6) Correlate with External Uptime
Correlate internal metrics with external probe windows:
- newTrackon status changes
- synthetic probes from multiple locations
- host/network pressure windows
7) Decide on Remediation Path
- Tune first if clear bottleneck is configuration-level.
- Scale up if pressure is persistent and tuning is insufficient.
- Validate impact after each change using same evidence method.
Common Things To Check
- CPU contention between reverse proxy and tracker process.
- UDP receive buffer errors and queue/backlog pressure.
- Request error ratio trend by protocol and port.
- IPv4/IPv6 differences in failure behavior.
- Restart windows vs uptime drops (restart alone rarely explains large drops).
Output Template (per investigation phase)
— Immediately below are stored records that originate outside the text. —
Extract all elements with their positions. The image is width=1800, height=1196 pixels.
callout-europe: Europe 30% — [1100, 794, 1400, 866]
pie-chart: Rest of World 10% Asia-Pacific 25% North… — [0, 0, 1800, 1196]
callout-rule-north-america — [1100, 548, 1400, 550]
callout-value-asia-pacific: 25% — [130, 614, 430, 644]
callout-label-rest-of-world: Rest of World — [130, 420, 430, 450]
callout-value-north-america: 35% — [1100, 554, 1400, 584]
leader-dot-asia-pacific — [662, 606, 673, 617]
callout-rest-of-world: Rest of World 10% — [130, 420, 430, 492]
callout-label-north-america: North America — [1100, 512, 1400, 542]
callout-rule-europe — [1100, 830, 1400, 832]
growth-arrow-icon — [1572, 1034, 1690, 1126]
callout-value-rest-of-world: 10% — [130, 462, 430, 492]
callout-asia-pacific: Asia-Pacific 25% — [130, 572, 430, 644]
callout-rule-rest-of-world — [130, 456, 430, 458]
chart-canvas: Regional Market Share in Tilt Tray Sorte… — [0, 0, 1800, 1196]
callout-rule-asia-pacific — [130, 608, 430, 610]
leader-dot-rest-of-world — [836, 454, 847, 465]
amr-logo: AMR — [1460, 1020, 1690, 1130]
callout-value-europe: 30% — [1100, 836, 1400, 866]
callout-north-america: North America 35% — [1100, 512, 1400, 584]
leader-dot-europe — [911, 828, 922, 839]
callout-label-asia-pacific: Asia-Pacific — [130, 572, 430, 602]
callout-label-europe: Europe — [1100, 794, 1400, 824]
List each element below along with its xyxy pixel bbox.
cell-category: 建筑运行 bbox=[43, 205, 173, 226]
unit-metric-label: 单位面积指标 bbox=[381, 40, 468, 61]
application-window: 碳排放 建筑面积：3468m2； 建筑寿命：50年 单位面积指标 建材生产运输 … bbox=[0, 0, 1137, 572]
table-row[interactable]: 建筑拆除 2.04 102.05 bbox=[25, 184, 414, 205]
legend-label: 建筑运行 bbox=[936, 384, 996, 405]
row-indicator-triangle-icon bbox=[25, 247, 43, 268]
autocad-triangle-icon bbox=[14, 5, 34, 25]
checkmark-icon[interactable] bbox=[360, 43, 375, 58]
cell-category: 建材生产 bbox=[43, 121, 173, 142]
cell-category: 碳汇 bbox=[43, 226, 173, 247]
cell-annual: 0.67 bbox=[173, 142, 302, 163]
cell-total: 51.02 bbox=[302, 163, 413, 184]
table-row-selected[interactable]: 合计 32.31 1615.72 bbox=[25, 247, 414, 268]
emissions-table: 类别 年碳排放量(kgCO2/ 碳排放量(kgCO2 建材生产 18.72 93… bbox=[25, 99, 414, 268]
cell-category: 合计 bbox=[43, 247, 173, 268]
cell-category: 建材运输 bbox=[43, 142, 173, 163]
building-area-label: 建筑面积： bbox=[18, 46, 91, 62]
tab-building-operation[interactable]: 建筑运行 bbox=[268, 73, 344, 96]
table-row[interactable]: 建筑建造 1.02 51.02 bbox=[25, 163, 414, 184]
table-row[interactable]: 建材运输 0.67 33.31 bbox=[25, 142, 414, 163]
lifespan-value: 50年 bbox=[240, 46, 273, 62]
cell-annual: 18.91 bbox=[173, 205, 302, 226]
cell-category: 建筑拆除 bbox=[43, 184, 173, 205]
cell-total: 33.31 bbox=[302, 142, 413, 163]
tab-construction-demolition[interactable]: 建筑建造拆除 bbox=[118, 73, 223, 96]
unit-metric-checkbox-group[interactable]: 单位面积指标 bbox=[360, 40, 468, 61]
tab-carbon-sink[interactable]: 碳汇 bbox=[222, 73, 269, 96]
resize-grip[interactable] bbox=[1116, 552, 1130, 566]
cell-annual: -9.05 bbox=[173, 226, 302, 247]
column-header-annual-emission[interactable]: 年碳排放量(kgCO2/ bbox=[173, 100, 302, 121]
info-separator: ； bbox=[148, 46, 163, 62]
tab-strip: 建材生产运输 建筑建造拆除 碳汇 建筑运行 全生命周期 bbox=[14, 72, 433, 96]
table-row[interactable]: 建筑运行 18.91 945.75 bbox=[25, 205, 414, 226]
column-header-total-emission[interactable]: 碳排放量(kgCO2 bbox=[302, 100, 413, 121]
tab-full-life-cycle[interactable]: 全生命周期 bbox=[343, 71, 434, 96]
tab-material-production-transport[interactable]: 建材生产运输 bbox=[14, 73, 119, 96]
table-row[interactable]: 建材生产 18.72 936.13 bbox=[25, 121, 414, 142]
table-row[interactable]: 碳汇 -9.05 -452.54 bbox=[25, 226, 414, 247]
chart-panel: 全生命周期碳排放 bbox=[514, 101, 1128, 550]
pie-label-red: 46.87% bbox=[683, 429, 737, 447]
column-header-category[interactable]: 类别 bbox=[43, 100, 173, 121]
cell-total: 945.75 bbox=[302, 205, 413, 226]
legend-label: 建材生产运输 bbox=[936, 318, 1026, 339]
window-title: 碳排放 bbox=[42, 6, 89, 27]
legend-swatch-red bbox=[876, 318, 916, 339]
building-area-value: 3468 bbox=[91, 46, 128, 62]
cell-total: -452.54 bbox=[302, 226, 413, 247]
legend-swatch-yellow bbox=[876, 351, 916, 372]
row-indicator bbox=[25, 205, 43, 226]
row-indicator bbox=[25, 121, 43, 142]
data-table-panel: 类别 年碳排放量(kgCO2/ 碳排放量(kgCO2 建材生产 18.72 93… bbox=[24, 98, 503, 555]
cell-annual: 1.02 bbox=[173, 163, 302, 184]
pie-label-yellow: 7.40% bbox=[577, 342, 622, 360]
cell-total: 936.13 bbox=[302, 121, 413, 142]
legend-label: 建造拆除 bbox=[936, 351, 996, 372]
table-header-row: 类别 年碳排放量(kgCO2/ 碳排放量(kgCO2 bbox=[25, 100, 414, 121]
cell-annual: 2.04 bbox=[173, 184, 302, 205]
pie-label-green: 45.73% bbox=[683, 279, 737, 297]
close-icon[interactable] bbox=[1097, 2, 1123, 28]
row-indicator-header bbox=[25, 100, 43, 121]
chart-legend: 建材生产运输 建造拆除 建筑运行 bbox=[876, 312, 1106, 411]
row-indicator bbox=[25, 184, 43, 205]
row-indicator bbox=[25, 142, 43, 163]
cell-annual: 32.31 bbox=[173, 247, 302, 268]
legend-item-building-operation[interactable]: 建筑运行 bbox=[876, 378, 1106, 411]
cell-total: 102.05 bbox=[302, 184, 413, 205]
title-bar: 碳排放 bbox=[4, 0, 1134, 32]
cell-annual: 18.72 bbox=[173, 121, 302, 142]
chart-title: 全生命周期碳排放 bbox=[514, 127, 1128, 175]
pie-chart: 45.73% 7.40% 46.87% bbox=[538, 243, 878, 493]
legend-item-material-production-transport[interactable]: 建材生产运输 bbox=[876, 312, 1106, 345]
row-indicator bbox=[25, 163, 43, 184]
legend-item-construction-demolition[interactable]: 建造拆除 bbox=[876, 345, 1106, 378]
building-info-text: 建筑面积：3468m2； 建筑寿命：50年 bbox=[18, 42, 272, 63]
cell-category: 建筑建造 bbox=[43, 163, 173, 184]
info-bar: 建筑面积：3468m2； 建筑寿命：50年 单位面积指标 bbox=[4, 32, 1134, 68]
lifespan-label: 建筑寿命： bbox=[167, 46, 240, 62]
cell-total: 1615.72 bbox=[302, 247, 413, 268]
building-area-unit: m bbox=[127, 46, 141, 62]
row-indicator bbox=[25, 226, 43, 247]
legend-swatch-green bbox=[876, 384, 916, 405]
Create a progress/conclusions note containing:
- What was done
- What was learned
- Temporary conclusions
- Candidate actions (immediate, short-term tuning, scaling)
- Open questions
Example From This Repository
Use ISSUE-19 evidence as a reference implementation:
docs/issues/evidence/ISSUE-19/2026-04-13-baseline-server-snapshot.md
docs/issues/evidence/ISSUE-19/2026-04-13-host-kernel-tracker-sanitized-diagnostics.md
docs/issues/evidence/ISSUE-19/2026-04-13-prometheus-source-mapping.md
docs/issues/evidence/ISSUE-19/2026-04-13-prometheus-3h-summaries.md
docs/issues/evidence/ISSUE-19/2026-04-13-progress-and-temporary-conclusions.md
Safety Notes
- Do not commit secrets, tokens, credentials, or private keys.
- Avoid storing raw logs with full client-identifying request payloads when not
strictly necessary.
- Prefer aggregated counts when raw logs are high-volume and privacy-sensitive.